Group 6: Year-end bunchers
Some donors might combine multiple years of giving into one tax year to overcome deduction floors.
- Key Takeaway: Identify these patterns in your giving history and send tailored impact reports with strategic timing suggestions.
Group 7: Education-focused donors
Starting in 2027, donors in participating states can claim up to $1,700 as a dollar-for-dollar credit for K-12 scholarship contributions.
- Key Takeaway: Education nonprofits should partner early with scholarship funds to retain support, while other organizations should be aware of potential donor redirection.
Implementation Tactics
Here are a few ideas for each team member to execute on, and these start with the chief executive.
Executive Directors
- Use dashboards to track OBBBA-driven giving trends and brief your board accordingly.
- Ensure your development team has resources to maximize year-end giving under the new rules.
Development Directors
- Create saved filters in your constituent relationship management (CRM) platform for each donor segment.

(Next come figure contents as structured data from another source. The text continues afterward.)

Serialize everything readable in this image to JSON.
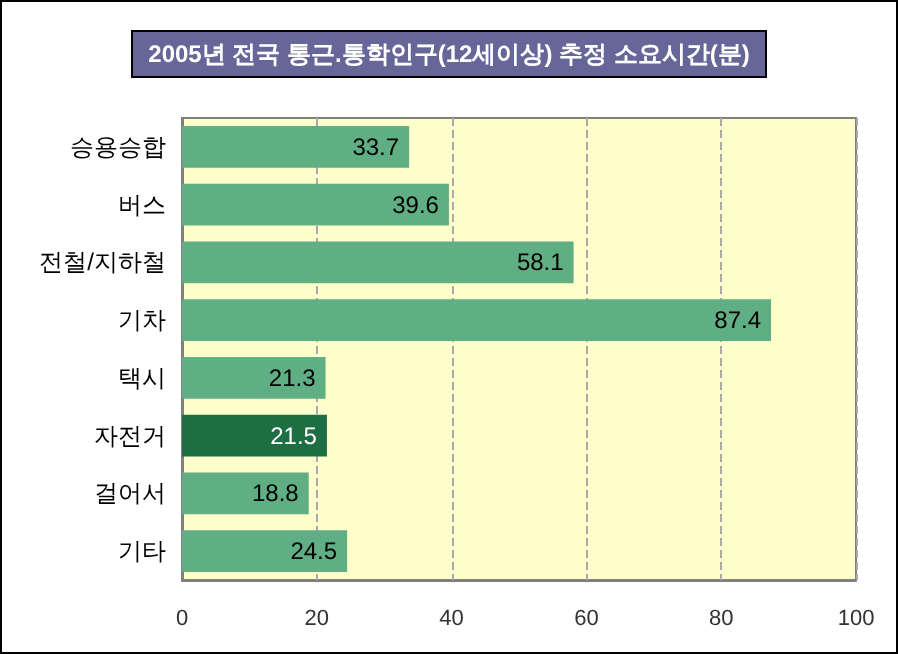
{
  "chart_data": {
    "type": "bar",
    "orientation": "horizontal",
    "title": "2005년 전국 통근.통학인구(12세이상) 추정 소요시간(분)",
    "categories": [
      "승용승합",
      "버스",
      "전철/지하철",
      "기차",
      "택시",
      "자전거",
      "걸어서",
      "기타"
    ],
    "values": [
      33.7,
      39.6,
      58.1,
      87.4,
      21.3,
      21.5,
      18.8,
      24.5
    ],
    "colors": [
      "#5fae84",
      "#5fae84",
      "#5fae84",
      "#5fae84",
      "#5fae84",
      "#1e6e44",
      "#5fae84",
      "#5fae84"
    ],
    "xlim": [
      0,
      100
    ],
    "xticks": [
      0,
      20,
      40,
      60,
      80,
      100
    ],
    "grid": "x",
    "data_labels": true
  }
}
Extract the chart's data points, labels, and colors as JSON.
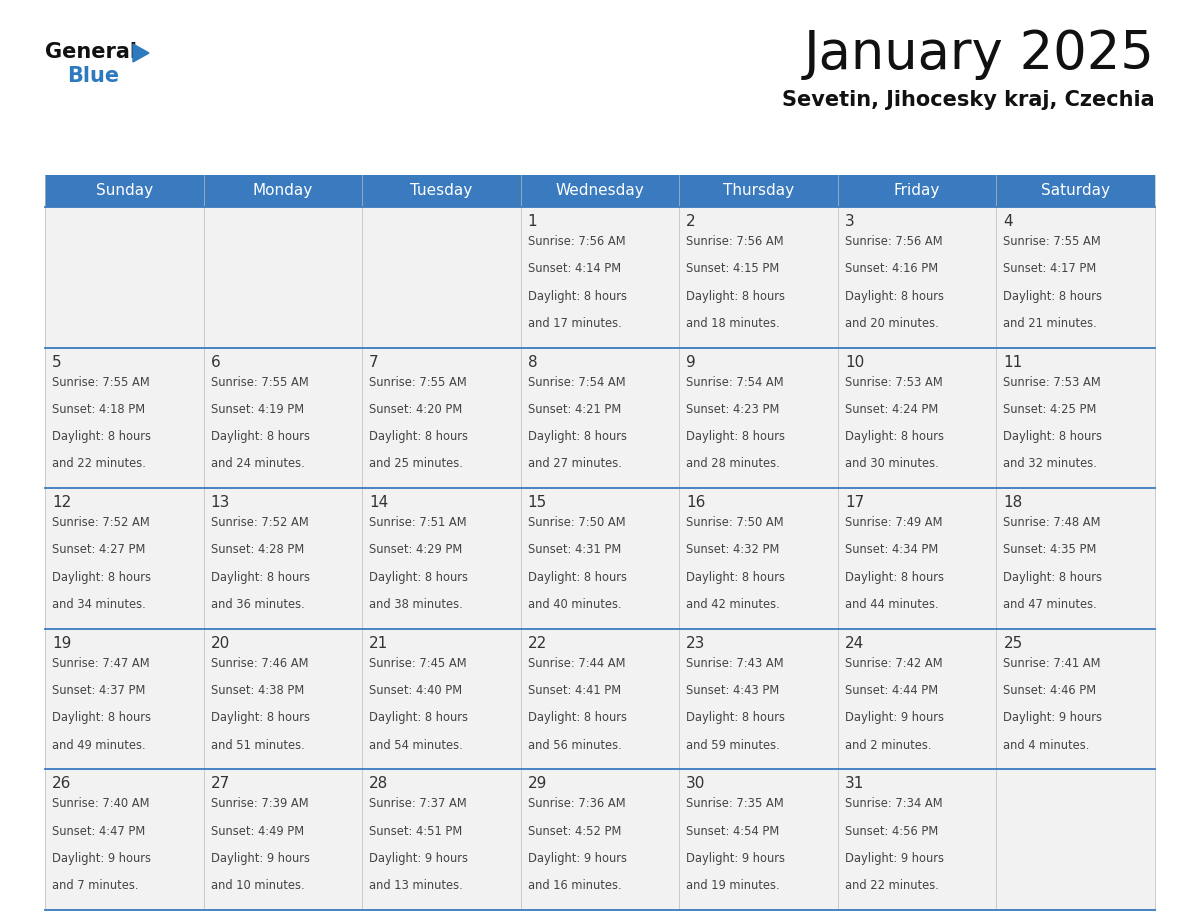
{
  "title": "January 2025",
  "subtitle": "Sevetin, Jihocesky kraj, Czechia",
  "days_of_week": [
    "Sunday",
    "Monday",
    "Tuesday",
    "Wednesday",
    "Thursday",
    "Friday",
    "Saturday"
  ],
  "header_bg": "#3a7abf",
  "header_text": "#ffffff",
  "cell_bg": "#f2f2f2",
  "day_number_color": "#333333",
  "text_color": "#444444",
  "line_color": "#3a7abf",
  "title_color": "#111111",
  "subtitle_color": "#111111",
  "logo_general_color": "#111111",
  "logo_blue_color": "#2e7abf",
  "calendar_data": [
    [
      {
        "day": null,
        "sunrise": null,
        "sunset": null,
        "daylight": null
      },
      {
        "day": null,
        "sunrise": null,
        "sunset": null,
        "daylight": null
      },
      {
        "day": null,
        "sunrise": null,
        "sunset": null,
        "daylight": null
      },
      {
        "day": 1,
        "sunrise": "7:56 AM",
        "sunset": "4:14 PM",
        "daylight": "8 hours and 17 minutes."
      },
      {
        "day": 2,
        "sunrise": "7:56 AM",
        "sunset": "4:15 PM",
        "daylight": "8 hours and 18 minutes."
      },
      {
        "day": 3,
        "sunrise": "7:56 AM",
        "sunset": "4:16 PM",
        "daylight": "8 hours and 20 minutes."
      },
      {
        "day": 4,
        "sunrise": "7:55 AM",
        "sunset": "4:17 PM",
        "daylight": "8 hours and 21 minutes."
      }
    ],
    [
      {
        "day": 5,
        "sunrise": "7:55 AM",
        "sunset": "4:18 PM",
        "daylight": "8 hours and 22 minutes."
      },
      {
        "day": 6,
        "sunrise": "7:55 AM",
        "sunset": "4:19 PM",
        "daylight": "8 hours and 24 minutes."
      },
      {
        "day": 7,
        "sunrise": "7:55 AM",
        "sunset": "4:20 PM",
        "daylight": "8 hours and 25 minutes."
      },
      {
        "day": 8,
        "sunrise": "7:54 AM",
        "sunset": "4:21 PM",
        "daylight": "8 hours and 27 minutes."
      },
      {
        "day": 9,
        "sunrise": "7:54 AM",
        "sunset": "4:23 PM",
        "daylight": "8 hours and 28 minutes."
      },
      {
        "day": 10,
        "sunrise": "7:53 AM",
        "sunset": "4:24 PM",
        "daylight": "8 hours and 30 minutes."
      },
      {
        "day": 11,
        "sunrise": "7:53 AM",
        "sunset": "4:25 PM",
        "daylight": "8 hours and 32 minutes."
      }
    ],
    [
      {
        "day": 12,
        "sunrise": "7:52 AM",
        "sunset": "4:27 PM",
        "daylight": "8 hours and 34 minutes."
      },
      {
        "day": 13,
        "sunrise": "7:52 AM",
        "sunset": "4:28 PM",
        "daylight": "8 hours and 36 minutes."
      },
      {
        "day": 14,
        "sunrise": "7:51 AM",
        "sunset": "4:29 PM",
        "daylight": "8 hours and 38 minutes."
      },
      {
        "day": 15,
        "sunrise": "7:50 AM",
        "sunset": "4:31 PM",
        "daylight": "8 hours and 40 minutes."
      },
      {
        "day": 16,
        "sunrise": "7:50 AM",
        "sunset": "4:32 PM",
        "daylight": "8 hours and 42 minutes."
      },
      {
        "day": 17,
        "sunrise": "7:49 AM",
        "sunset": "4:34 PM",
        "daylight": "8 hours and 44 minutes."
      },
      {
        "day": 18,
        "sunrise": "7:48 AM",
        "sunset": "4:35 PM",
        "daylight": "8 hours and 47 minutes."
      }
    ],
    [
      {
        "day": 19,
        "sunrise": "7:47 AM",
        "sunset": "4:37 PM",
        "daylight": "8 hours and 49 minutes."
      },
      {
        "day": 20,
        "sunrise": "7:46 AM",
        "sunset": "4:38 PM",
        "daylight": "8 hours and 51 minutes."
      },
      {
        "day": 21,
        "sunrise": "7:45 AM",
        "sunset": "4:40 PM",
        "daylight": "8 hours and 54 minutes."
      },
      {
        "day": 22,
        "sunrise": "7:44 AM",
        "sunset": "4:41 PM",
        "daylight": "8 hours and 56 minutes."
      },
      {
        "day": 23,
        "sunrise": "7:43 AM",
        "sunset": "4:43 PM",
        "daylight": "8 hours and 59 minutes."
      },
      {
        "day": 24,
        "sunrise": "7:42 AM",
        "sunset": "4:44 PM",
        "daylight": "9 hours and 2 minutes."
      },
      {
        "day": 25,
        "sunrise": "7:41 AM",
        "sunset": "4:46 PM",
        "daylight": "9 hours and 4 minutes."
      }
    ],
    [
      {
        "day": 26,
        "sunrise": "7:40 AM",
        "sunset": "4:47 PM",
        "daylight": "9 hours and 7 minutes."
      },
      {
        "day": 27,
        "sunrise": "7:39 AM",
        "sunset": "4:49 PM",
        "daylight": "9 hours and 10 minutes."
      },
      {
        "day": 28,
        "sunrise": "7:37 AM",
        "sunset": "4:51 PM",
        "daylight": "9 hours and 13 minutes."
      },
      {
        "day": 29,
        "sunrise": "7:36 AM",
        "sunset": "4:52 PM",
        "daylight": "9 hours and 16 minutes."
      },
      {
        "day": 30,
        "sunrise": "7:35 AM",
        "sunset": "4:54 PM",
        "daylight": "9 hours and 19 minutes."
      },
      {
        "day": 31,
        "sunrise": "7:34 AM",
        "sunset": "4:56 PM",
        "daylight": "9 hours and 22 minutes."
      },
      {
        "day": null,
        "sunrise": null,
        "sunset": null,
        "daylight": null
      }
    ]
  ]
}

- Develop strategic talking points for major donor conversations, particularly around multi-year giving strategies that help donors optimize their tax benefits.
Staff and Volunteers
- Update donation forms to explain the universal deduction.
- Add “New in 2026: Above-the-line deduction” messaging to online giving platforms.

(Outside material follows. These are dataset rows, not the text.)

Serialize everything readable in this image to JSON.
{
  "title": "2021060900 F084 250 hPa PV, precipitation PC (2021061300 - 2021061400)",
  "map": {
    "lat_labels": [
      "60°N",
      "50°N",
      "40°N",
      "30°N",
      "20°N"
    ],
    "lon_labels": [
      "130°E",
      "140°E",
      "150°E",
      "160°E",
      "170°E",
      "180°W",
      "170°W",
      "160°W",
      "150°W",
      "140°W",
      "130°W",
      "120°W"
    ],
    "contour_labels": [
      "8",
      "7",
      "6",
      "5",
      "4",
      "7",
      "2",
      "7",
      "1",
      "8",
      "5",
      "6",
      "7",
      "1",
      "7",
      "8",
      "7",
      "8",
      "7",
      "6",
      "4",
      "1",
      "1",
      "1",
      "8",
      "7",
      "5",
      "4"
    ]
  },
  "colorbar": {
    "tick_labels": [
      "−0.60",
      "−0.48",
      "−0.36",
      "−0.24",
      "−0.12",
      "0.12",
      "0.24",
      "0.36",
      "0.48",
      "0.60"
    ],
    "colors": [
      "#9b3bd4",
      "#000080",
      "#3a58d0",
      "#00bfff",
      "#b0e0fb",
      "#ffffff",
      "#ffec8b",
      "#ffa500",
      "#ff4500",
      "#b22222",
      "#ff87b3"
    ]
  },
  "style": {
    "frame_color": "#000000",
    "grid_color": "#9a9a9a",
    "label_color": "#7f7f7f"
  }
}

- Flag universal deduction donors for special stewardship recognition.
While OBBBA creates complexity, it also opens doors to greater inclusivity in charitable giving and more personalized donor stewardship. The nonprofits that thrive will be those where fundraisers effectively segment the donor base, communicate clearly about tax benefits, and maintain focus on mission impact.
Your CRM system becomes crucial for tracking donor segments, automating appropriate messaging, and monitoring the effectiveness of tax-focused approaches. Test different messaging strategies, such as tax-focused versus mission-focused, to determine which resonates best with each segment.
The 2026 implementation deadline provides a critical window for preparation. Use this time to analyze your donor base, update systems and processes, and train your team on new conversation frameworks. Most importantly, remember that building a connection with your mission matters most, but smart tax strategies can significantly enhance your ability to serve your community.